Boire & manger

L'alcool peut révéler l'accent que vous aviez réussi à dissimuler

Temps de lecture : 2 min

Entre perte d'attention et mimétisme, boire est susceptible de modifier votre manière de vous exprimer.

Personnes qui trinquent | Wikimedia Commons License by
Personnes qui trinquent | Wikimedia Commons License by

Se (re)mettre à parler avec un accent chantant à souhait après avoir descendu quelques verres d'alcool est on ne peut plus commun. Moult buveurs très illustres en ont déjà fait l'expérience à l'heure des terrasses ensoleillées ou des coins du feu bien arrosés. Ces grands moments d'éloquence gaillarde sont en réalité liés à différents facteurs, parmi lesquels notre cerveau joue le premier rôle.

Perte d'attention

L'alcool agit sur sur la partie de notre cerveau associée à l'inhibition. Selon Amee Shah, professeure en sciences de la santé à l'université de Stockton, «à court terme, le cortex préfrontal et le cortex frontal sont ciblés [lorsque vous buvez] –des zones qui non seulement surveillent l'attention et la mémoire, mais aussi précisent les mouvements moteurs et la capacité de planifier ce que nous disons».

À défaut de pouvoir mobiliser toutes nos ressources cognitives, nous allons éprouver une perte physiologique d'inhibition. Cela implique une concentration moindre sur la suite logique de nos discours et leur forme qui, conséquemment, est susceptible de voir un accent peu à peu gommé revenir au galop.
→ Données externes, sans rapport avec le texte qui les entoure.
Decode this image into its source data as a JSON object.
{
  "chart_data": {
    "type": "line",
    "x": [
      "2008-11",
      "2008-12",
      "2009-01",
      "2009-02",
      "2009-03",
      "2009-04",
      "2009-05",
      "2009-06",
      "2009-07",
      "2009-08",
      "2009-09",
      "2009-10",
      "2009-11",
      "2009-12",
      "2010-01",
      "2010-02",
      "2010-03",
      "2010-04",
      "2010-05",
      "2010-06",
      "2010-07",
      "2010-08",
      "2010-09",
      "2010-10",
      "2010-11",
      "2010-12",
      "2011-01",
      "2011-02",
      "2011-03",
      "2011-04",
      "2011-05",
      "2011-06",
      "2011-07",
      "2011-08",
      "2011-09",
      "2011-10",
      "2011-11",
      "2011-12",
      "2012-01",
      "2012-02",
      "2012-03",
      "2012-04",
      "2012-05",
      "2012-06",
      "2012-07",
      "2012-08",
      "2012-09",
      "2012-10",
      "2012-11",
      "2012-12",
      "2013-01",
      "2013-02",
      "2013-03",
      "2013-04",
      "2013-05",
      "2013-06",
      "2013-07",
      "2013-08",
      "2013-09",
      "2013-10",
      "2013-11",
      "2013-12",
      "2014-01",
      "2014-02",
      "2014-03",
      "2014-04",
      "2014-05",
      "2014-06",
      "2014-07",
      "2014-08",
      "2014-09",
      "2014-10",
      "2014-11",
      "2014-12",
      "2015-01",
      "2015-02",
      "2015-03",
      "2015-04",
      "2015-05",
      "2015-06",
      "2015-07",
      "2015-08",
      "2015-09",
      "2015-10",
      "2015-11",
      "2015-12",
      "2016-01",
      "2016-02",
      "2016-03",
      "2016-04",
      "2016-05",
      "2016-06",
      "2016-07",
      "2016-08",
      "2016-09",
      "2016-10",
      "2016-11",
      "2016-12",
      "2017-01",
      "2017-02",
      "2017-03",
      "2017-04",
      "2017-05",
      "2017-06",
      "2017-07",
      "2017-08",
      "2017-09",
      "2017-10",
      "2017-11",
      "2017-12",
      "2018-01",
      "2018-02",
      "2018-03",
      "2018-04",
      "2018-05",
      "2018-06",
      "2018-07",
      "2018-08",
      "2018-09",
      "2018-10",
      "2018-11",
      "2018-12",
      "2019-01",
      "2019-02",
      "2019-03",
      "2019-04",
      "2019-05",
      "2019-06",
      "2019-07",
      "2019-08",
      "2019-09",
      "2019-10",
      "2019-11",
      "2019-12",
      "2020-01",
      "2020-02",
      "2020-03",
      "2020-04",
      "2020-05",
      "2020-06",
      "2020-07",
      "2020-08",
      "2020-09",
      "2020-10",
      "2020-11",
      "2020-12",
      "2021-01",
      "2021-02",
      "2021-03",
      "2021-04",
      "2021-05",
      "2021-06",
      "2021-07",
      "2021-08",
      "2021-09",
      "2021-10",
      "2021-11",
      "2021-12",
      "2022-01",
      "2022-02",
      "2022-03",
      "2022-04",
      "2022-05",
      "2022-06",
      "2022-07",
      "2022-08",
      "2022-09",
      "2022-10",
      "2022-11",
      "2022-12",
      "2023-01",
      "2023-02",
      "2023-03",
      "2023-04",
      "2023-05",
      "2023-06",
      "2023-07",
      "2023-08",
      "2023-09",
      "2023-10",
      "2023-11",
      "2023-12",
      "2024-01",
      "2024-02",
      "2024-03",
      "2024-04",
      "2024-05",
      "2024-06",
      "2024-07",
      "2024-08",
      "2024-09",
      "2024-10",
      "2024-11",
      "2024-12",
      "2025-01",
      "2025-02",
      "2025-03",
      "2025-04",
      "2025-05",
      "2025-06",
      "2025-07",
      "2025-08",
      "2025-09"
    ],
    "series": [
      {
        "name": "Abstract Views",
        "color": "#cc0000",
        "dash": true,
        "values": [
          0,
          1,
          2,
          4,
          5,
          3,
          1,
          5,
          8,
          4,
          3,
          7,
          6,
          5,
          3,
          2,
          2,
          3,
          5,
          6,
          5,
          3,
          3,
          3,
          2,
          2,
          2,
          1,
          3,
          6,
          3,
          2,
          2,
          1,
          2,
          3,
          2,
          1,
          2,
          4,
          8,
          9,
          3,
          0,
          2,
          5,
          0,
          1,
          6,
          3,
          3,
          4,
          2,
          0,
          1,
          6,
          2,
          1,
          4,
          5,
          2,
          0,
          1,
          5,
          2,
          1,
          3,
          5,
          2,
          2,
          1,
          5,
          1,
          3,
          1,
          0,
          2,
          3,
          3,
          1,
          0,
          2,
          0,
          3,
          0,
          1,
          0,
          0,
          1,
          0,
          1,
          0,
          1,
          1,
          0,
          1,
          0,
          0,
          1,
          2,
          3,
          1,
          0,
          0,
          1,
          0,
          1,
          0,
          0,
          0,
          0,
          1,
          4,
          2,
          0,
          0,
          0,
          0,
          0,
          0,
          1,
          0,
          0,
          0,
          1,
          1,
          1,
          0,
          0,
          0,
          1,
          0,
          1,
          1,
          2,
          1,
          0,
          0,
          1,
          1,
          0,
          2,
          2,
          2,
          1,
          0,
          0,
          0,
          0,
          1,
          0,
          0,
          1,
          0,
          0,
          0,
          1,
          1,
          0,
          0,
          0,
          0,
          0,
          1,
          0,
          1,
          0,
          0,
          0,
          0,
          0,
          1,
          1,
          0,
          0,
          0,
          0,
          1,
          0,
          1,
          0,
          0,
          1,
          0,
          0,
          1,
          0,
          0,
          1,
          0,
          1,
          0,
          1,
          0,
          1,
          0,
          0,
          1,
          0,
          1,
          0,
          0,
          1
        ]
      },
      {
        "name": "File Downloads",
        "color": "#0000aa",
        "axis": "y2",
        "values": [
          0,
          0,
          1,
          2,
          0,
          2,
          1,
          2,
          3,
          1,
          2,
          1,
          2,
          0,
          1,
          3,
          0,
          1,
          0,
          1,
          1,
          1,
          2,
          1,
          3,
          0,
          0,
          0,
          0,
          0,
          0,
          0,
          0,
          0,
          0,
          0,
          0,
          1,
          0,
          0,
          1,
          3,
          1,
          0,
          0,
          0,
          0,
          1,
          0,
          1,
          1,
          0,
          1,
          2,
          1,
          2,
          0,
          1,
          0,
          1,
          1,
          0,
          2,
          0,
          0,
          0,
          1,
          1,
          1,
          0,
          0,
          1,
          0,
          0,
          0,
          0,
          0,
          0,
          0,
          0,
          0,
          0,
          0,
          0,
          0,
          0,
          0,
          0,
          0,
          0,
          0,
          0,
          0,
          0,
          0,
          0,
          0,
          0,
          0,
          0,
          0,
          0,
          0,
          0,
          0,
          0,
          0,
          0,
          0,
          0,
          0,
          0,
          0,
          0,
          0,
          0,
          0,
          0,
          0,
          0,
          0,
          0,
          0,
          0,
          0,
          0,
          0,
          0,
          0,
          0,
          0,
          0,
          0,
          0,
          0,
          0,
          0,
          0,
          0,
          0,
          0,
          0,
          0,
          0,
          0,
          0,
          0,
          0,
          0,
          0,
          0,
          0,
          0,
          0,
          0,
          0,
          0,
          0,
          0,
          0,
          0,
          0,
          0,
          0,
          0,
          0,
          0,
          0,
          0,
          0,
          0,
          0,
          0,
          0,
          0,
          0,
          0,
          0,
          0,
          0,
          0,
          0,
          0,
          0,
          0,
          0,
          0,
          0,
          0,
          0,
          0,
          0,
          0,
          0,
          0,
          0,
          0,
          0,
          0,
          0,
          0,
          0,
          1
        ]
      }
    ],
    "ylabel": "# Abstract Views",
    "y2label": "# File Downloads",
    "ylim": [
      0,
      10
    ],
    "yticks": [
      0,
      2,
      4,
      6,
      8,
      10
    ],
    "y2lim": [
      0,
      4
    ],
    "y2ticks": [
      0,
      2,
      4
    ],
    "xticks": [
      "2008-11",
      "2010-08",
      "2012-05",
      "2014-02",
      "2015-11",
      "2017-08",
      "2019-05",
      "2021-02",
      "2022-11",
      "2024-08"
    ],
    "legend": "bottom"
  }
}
L'apprentissage des langues étrangères est à cet égard un point de comparaison assez intéressant: lorsque nous tâchons d'apprendre à parler une autre langue, des efforts considérables sont déployés pour imiter un accent qui ne nous est pas naturel. Cela demande une forte concentration, qui est dissipée par les effets de l'alcool; mais corrélativement, ces derniers provoquent aussi une plus grande confiance en soi et moins d'anxiété sociale: deux facteurs qui tendraient à expliquer pourquoi à consommation modérée, l'alcool est susceptible d'améliorer nos compétences en matière de langue étrangère.

«Ce n'est guère différent d'autres choses dont nous faisons l'expérience, comme lorsque vous êtes vraiment fatigué, que vous venez de vous réveiller ou que vous êtes malade. Tout cela met le cerveau dans un état plus détendu. Cela met de côté l'effort de certaines personnes qui parlent avec un accent qui ne leur est pas naturel», ajoute Shah.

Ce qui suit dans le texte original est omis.